Content in the Indigenous Peace Movement Archive has been made available because of its historical and research importance. Statements which form part of the collection are not made on behalf of the University and do not represent the University's views. It contains material that some researchers might find confronting. This includes: language and images that reflect either the attitudes of the era in which the material was originally published or the views of the creators of the material but may not be considered appropriate today; names, images and voices of deceased Aboriginal and Torres Strait Islander people in published and unpublished printed material and photographs.
Items within the Indigenous Movement for Peace and Anti-war predominantly focus on opposition to military operations and Uranium Mining. During the 1940’s, there was a lack of proper community consultation with Indigenous people living with the ‘Rocket Range’, meaning that the importance of their land and sacred sites was often overlooked. During the 1970’s, the Government’s push for Uranium mining particularly affected Indigenous people as it was on land that was occupied and held great cultural significance.

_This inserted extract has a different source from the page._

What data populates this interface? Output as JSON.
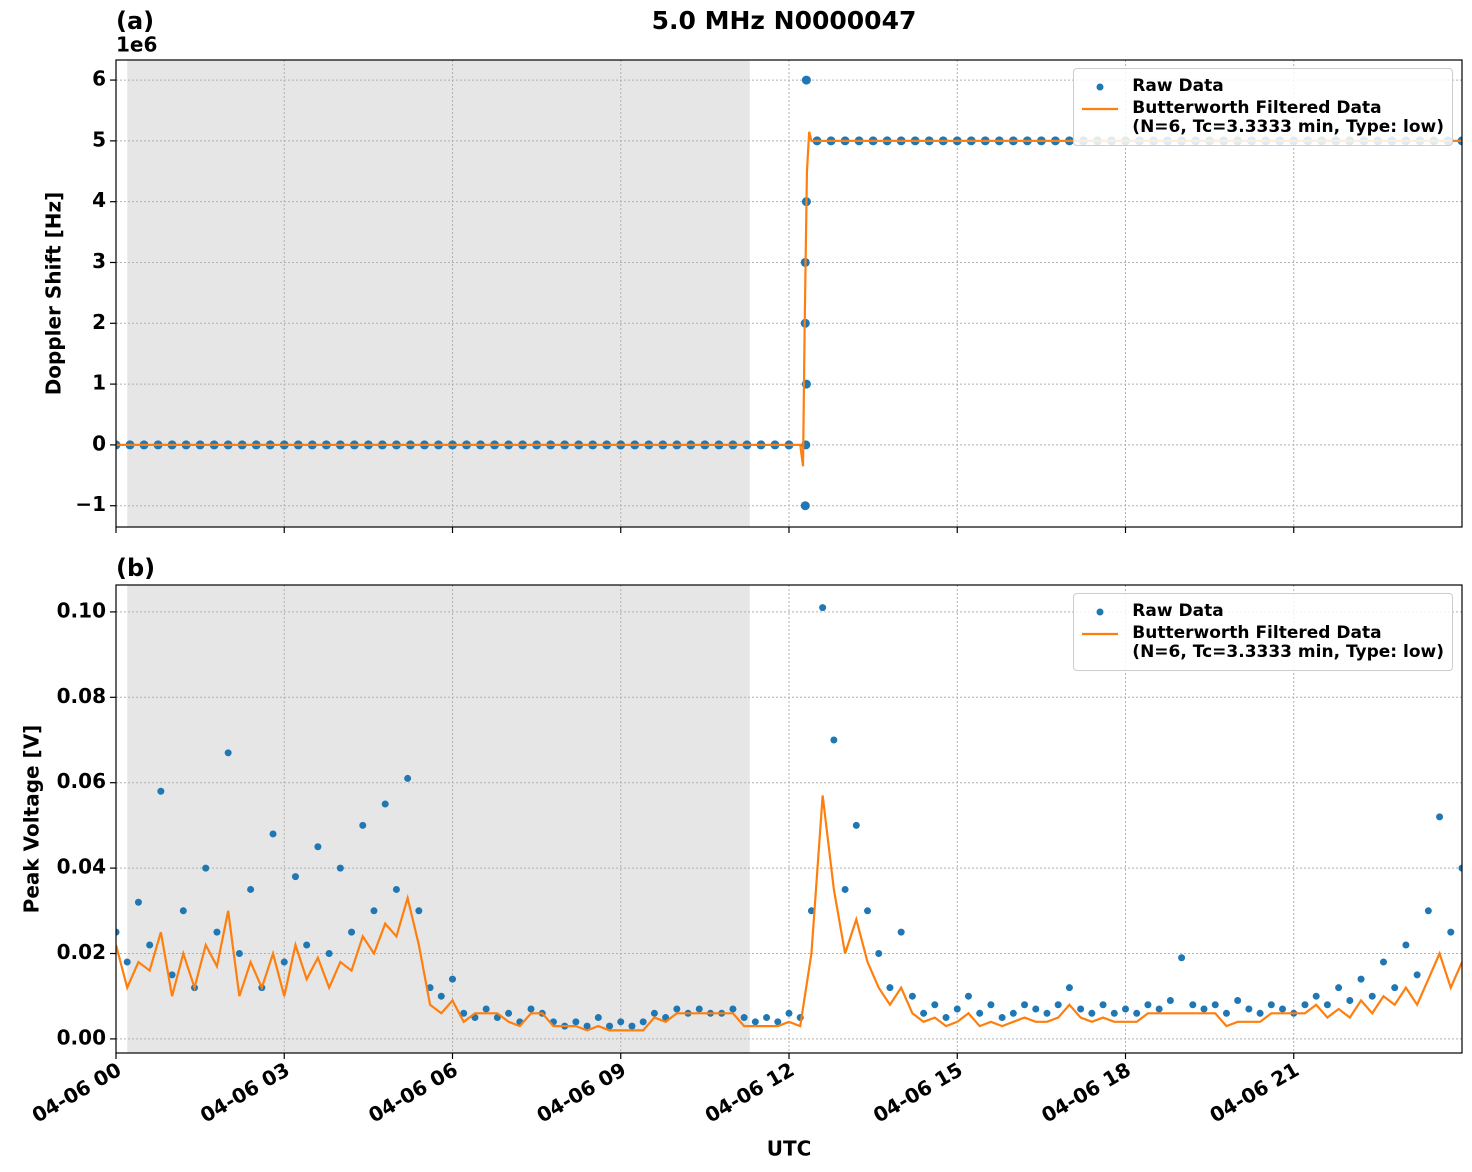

During the 1970’s, various anti-uranium mining groups and campaigners were concerned with environmental implications and the use of uranium as a nuclear fuel, either to generate electricity or for use in nuclear weapons. The Movement Against Uranium Mining (MAUM) was formed in 1976 and stated that their primary concern with uranium mining was related to Aboriginal land rights. Protesters accused the Government of lacking community and ranger consultation and not translating information into local languages.
The MAUM collection holds records on Aboriginal support and resistance, and includes leaflets and photocopies detailing Aboriginal opposition to uranium mining at the Ranger uranium mine. Also included are newsletters, articles and press releases on the topic published by related organisations and collected by MAUM.

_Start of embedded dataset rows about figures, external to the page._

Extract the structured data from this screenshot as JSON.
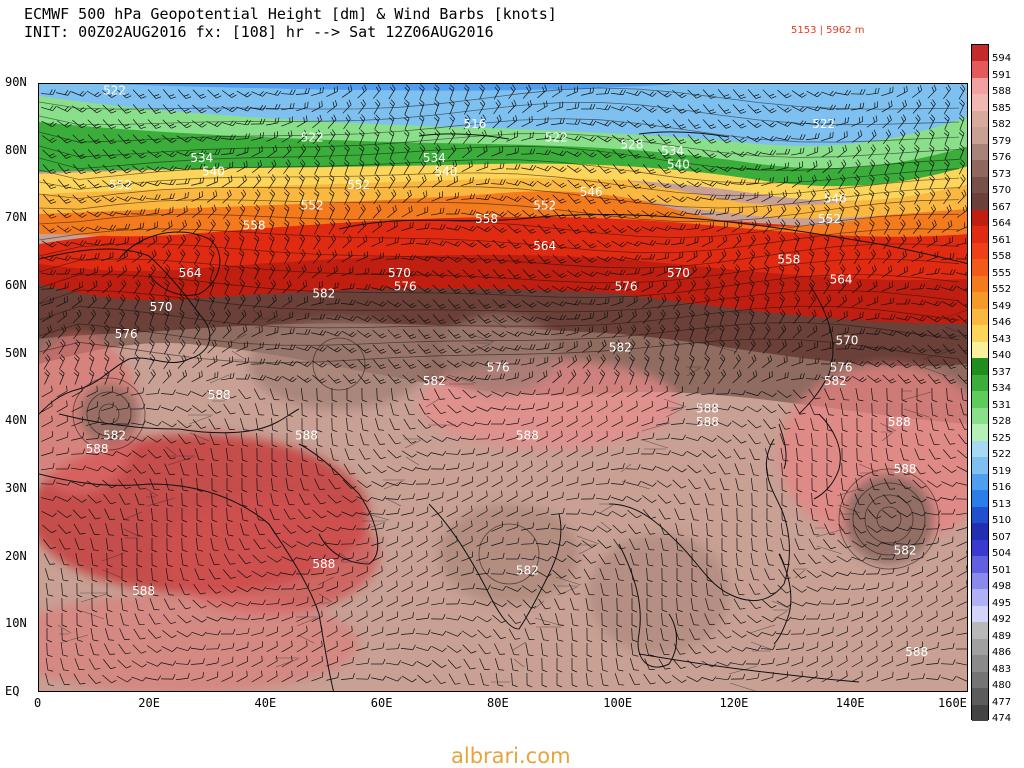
{
  "header": {
    "line1": "ECMWF 500 hPa Geopotential Height [dm] & Wind Barbs [knots]",
    "line2": "INIT: 00Z02AUG2016 fx: [108] hr --> Sat 12Z06AUG2016",
    "range": "5153 | 5962 m"
  },
  "map": {
    "lon_range": [
      0,
      160
    ],
    "lat_range": [
      0,
      90
    ],
    "x_ticks": [
      "0",
      "20E",
      "40E",
      "60E",
      "80E",
      "100E",
      "120E",
      "140E",
      "160E"
    ],
    "y_ticks": [
      "90N",
      "80N",
      "70N",
      "60N",
      "50N",
      "40N",
      "30N",
      "20N",
      "10N",
      "EQ"
    ],
    "contour_labels": [
      {
        "text": "522",
        "lon": 13,
        "lat": 89
      },
      {
        "text": "516",
        "lon": 75,
        "lat": 84
      },
      {
        "text": "522",
        "lon": 47,
        "lat": 82
      },
      {
        "text": "522",
        "lon": 89,
        "lat": 82
      },
      {
        "text": "528",
        "lon": 102,
        "lat": 81
      },
      {
        "text": "522",
        "lon": 135,
        "lat": 84
      },
      {
        "text": "534",
        "lon": 28,
        "lat": 79
      },
      {
        "text": "534",
        "lon": 68,
        "lat": 79
      },
      {
        "text": "534",
        "lon": 109,
        "lat": 80
      },
      {
        "text": "540",
        "lon": 30,
        "lat": 77
      },
      {
        "text": "540",
        "lon": 70,
        "lat": 77
      },
      {
        "text": "540",
        "lon": 110,
        "lat": 78
      },
      {
        "text": "552",
        "lon": 14,
        "lat": 75
      },
      {
        "text": "552",
        "lon": 55,
        "lat": 75
      },
      {
        "text": "546",
        "lon": 95,
        "lat": 74
      },
      {
        "text": "546",
        "lon": 137,
        "lat": 73
      },
      {
        "text": "552",
        "lon": 47,
        "lat": 72
      },
      {
        "text": "552",
        "lon": 87,
        "lat": 72
      },
      {
        "text": "552",
        "lon": 136,
        "lat": 70
      },
      {
        "text": "558",
        "lon": 37,
        "lat": 69
      },
      {
        "text": "558",
        "lon": 77,
        "lat": 70
      },
      {
        "text": "564",
        "lon": 87,
        "lat": 66
      },
      {
        "text": "558",
        "lon": 129,
        "lat": 64
      },
      {
        "text": "564",
        "lon": 26,
        "lat": 62
      },
      {
        "text": "570",
        "lon": 62,
        "lat": 62
      },
      {
        "text": "576",
        "lon": 63,
        "lat": 60
      },
      {
        "text": "582",
        "lon": 49,
        "lat": 59
      },
      {
        "text": "570",
        "lon": 110,
        "lat": 62
      },
      {
        "text": "576",
        "lon": 101,
        "lat": 60
      },
      {
        "text": "564",
        "lon": 138,
        "lat": 61
      },
      {
        "text": "570",
        "lon": 21,
        "lat": 57
      },
      {
        "text": "576",
        "lon": 15,
        "lat": 53
      },
      {
        "text": "582",
        "lon": 100,
        "lat": 51
      },
      {
        "text": "570",
        "lon": 139,
        "lat": 52
      },
      {
        "text": "576",
        "lon": 79,
        "lat": 48
      },
      {
        "text": "576",
        "lon": 138,
        "lat": 48
      },
      {
        "text": "582",
        "lon": 68,
        "lat": 46
      },
      {
        "text": "582",
        "lon": 137,
        "lat": 46
      },
      {
        "text": "588",
        "lon": 31,
        "lat": 44
      },
      {
        "text": "588",
        "lon": 115,
        "lat": 42
      },
      {
        "text": "588",
        "lon": 115,
        "lat": 40
      },
      {
        "text": "588",
        "lon": 148,
        "lat": 40
      },
      {
        "text": "582",
        "lon": 13,
        "lat": 38
      },
      {
        "text": "588",
        "lon": 46,
        "lat": 38
      },
      {
        "text": "588",
        "lon": 84,
        "lat": 38
      },
      {
        "text": "588",
        "lon": 10,
        "lat": 36
      },
      {
        "text": "588",
        "lon": 149,
        "lat": 33
      },
      {
        "text": "588",
        "lon": 49,
        "lat": 19
      },
      {
        "text": "582",
        "lon": 84,
        "lat": 18
      },
      {
        "text": "582",
        "lon": 149,
        "lat": 21
      },
      {
        "text": "588",
        "lon": 18,
        "lat": 15
      },
      {
        "text": "588",
        "lon": 151,
        "lat": 6
      }
    ]
  },
  "colorbar": {
    "levels": [
      "594",
      "591",
      "588",
      "585",
      "582",
      "579",
      "576",
      "573",
      "570",
      "567",
      "564",
      "561",
      "558",
      "555",
      "552",
      "549",
      "546",
      "543",
      "540",
      "537",
      "534",
      "531",
      "528",
      "525",
      "522",
      "519",
      "516",
      "513",
      "510",
      "507",
      "504",
      "501",
      "498",
      "495",
      "492",
      "489",
      "486",
      "483",
      "480",
      "477",
      "474"
    ],
    "colors": [
      "#c42a2a",
      "#e45a5a",
      "#f2a0a0",
      "#f0b8b0",
      "#d8aa9c",
      "#c8a094",
      "#a88478",
      "#90675c",
      "#78504a",
      "#6a4038",
      "#c01e10",
      "#e02a12",
      "#f03e18",
      "#f25a1a",
      "#f47a1e",
      "#f6982a",
      "#fbb840",
      "#fcd55a",
      "#f8f09a",
      "#1f8e1f",
      "#3aad3a",
      "#5dcc5d",
      "#8ae08a",
      "#b6f0b6",
      "#a8d8f4",
      "#7ec0f0",
      "#4f9ef0",
      "#2a7ee8",
      "#2050d0",
      "#2030b0",
      "#3a3ad0",
      "#6060e0",
      "#8a8aee",
      "#b0b0f6",
      "#d4d4fa",
      "#b8b8b8",
      "#a0a0a0",
      "#8a8a8a",
      "#747474",
      "#5c5c5c",
      "#444444"
    ]
  },
  "footer": {
    "text": "albrari.com"
  }
}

The Campaign for International Co-operation and Disarmament (CICD) collection holds extensive resources uranium mining in relation to the Indigenous community. It includes various newsletters, letters from National Aboriginal Liberation Front (NALF), publications, reactions to Fox Report by Federal Council for the Advancement of Aborigines and Torres Strait Islanders (FCAATSI), Kimberley Land Council Newsletter (Vol. 1, No. 1, Jan 1979); leaflets from Friends of the Earth (FOE); CARE News, Campaign Against Racial Exploitation (No.4, March 1978); letter to Bruce McPhie (CICD) from the Minister for Aboriginal Affairs, R.I. Viner, committee letters and Black Resource Centre Correspondence.
Dr. Charles Deguid led the 1947 campaign against the establishment of a British-Australian rocket-testing program in the Central Australian Desert. He worked to inform the public of the harmful effect that this program would have on those people living traditionally. While the testing program went ahead, the public meetings held to oppose it brought to public attention the issue of nuclear testing and the effects this would have on the Indigenous community. A copy of his address delivered at Town Hall, Melbourne, 31stMarch 1947 is available in the Victorian Peace Council and Research and Information Centre record collection.